И тем не менее дом живет, художники работают. В некоторых мастерских сменилось уже несколько поколений. Нет уже Аникушина, Стамова, Тимченко, Игнатьева, Вайнмана, Овсянникова, Холиной, Богаткиной, Рыбалко, Татаровича, Теплова, Будилова. А ведь это только первый этаж – этаж скульпторов. Нет уже скульптора Якимовой – жены Лапирова, нет и самого Абрама Ильича, а эпизоды, связанные с его жизнью, до сих пор вспоминают немногочисленные старожилы дома.

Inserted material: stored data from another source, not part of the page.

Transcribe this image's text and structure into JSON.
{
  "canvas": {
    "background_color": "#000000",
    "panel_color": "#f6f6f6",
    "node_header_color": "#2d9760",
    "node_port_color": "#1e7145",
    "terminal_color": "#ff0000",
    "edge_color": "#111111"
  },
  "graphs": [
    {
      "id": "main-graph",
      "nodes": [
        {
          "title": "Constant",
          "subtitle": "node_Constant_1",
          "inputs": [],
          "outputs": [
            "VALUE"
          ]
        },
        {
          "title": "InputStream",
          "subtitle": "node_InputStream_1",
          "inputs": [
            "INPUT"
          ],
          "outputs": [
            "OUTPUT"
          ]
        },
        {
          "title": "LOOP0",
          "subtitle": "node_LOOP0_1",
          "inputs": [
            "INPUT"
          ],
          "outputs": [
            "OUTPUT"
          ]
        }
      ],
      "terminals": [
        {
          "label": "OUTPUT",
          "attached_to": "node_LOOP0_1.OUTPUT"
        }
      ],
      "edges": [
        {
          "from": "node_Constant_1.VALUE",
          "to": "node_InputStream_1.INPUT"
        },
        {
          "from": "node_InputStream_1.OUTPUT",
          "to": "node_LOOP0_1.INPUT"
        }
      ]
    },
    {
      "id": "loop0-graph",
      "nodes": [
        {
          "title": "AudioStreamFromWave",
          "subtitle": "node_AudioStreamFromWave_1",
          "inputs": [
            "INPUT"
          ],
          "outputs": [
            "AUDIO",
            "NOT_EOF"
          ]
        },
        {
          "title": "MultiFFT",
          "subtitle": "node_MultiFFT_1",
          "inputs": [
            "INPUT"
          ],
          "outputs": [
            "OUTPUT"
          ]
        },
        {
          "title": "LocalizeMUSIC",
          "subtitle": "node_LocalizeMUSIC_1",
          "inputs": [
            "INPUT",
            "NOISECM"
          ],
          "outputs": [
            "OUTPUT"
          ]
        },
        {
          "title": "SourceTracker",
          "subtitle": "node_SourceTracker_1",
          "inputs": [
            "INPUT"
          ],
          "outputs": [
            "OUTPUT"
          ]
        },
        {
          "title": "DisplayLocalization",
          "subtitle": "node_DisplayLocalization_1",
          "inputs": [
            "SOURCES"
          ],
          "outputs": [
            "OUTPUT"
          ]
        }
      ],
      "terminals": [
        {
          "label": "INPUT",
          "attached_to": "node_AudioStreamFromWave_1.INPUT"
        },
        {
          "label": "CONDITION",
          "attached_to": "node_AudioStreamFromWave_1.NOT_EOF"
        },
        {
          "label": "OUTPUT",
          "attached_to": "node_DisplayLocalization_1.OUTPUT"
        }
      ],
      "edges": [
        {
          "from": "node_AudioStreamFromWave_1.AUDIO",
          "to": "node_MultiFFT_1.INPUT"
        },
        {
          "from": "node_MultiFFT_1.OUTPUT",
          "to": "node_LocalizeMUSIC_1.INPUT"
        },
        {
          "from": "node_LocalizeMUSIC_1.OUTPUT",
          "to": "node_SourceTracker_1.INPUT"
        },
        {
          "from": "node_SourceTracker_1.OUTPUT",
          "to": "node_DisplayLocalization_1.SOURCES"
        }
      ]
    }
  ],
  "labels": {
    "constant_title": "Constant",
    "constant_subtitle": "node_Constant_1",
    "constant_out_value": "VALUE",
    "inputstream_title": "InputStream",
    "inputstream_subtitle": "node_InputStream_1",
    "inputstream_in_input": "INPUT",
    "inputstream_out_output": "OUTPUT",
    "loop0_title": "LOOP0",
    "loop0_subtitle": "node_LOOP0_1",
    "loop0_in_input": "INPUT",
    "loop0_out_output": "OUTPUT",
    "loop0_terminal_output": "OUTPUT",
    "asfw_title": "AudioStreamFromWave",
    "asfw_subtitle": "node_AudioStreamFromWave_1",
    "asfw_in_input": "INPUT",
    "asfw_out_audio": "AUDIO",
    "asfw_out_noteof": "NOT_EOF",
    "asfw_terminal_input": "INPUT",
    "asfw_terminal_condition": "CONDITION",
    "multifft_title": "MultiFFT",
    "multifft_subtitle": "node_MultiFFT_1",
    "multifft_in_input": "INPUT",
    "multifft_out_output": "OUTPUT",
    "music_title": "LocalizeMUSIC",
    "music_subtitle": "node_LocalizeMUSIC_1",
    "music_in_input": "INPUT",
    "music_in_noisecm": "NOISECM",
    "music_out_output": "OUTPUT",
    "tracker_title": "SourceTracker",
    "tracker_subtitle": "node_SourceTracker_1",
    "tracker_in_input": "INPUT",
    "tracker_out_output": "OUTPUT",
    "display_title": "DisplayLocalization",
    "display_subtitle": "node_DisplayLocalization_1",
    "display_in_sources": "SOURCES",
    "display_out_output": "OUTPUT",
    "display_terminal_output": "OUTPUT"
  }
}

Вот пример, как Лапиров умудрялся вредить самому себе. Не знаю, правда ли это, но рассказывали, что во время строительства жилых корпусов Лапиров запланировал на третьем этаже квартиру для себя. Вроде бы он уговорил прораба сделать третий этаж на два кирпича выше других. Но это можно было сделать только за счет высоты второго этажа. Когда жилищная комиссия, распределявшая квартиры, узнала об этом, Лапирова решили – назло ему – поселить как раз на втором этаже с низкими потолками. Обживали дом весело. Скверик перед корпусом, где жил Абрам Ильич, сразу же назвали Абрамцево, а скверик перед противоположным жилым корпусом, где жил секретарь партийного бюро Союза художников Калинкин и в котором он вместе с женой трогательно высаживал цветочки и кустики, окрестили Калинкина роща. Вечерами Лапиров вместе с живописцами Натаревичем и Невельштейном любил прогуливаться вокруг дома. Это была забавная троица: высокий артистичный Лапиров, маленький крепыш Натаревич и сухой, аскетичный, в круглых бухгалтерских очках в металлической оправе Невельштейн.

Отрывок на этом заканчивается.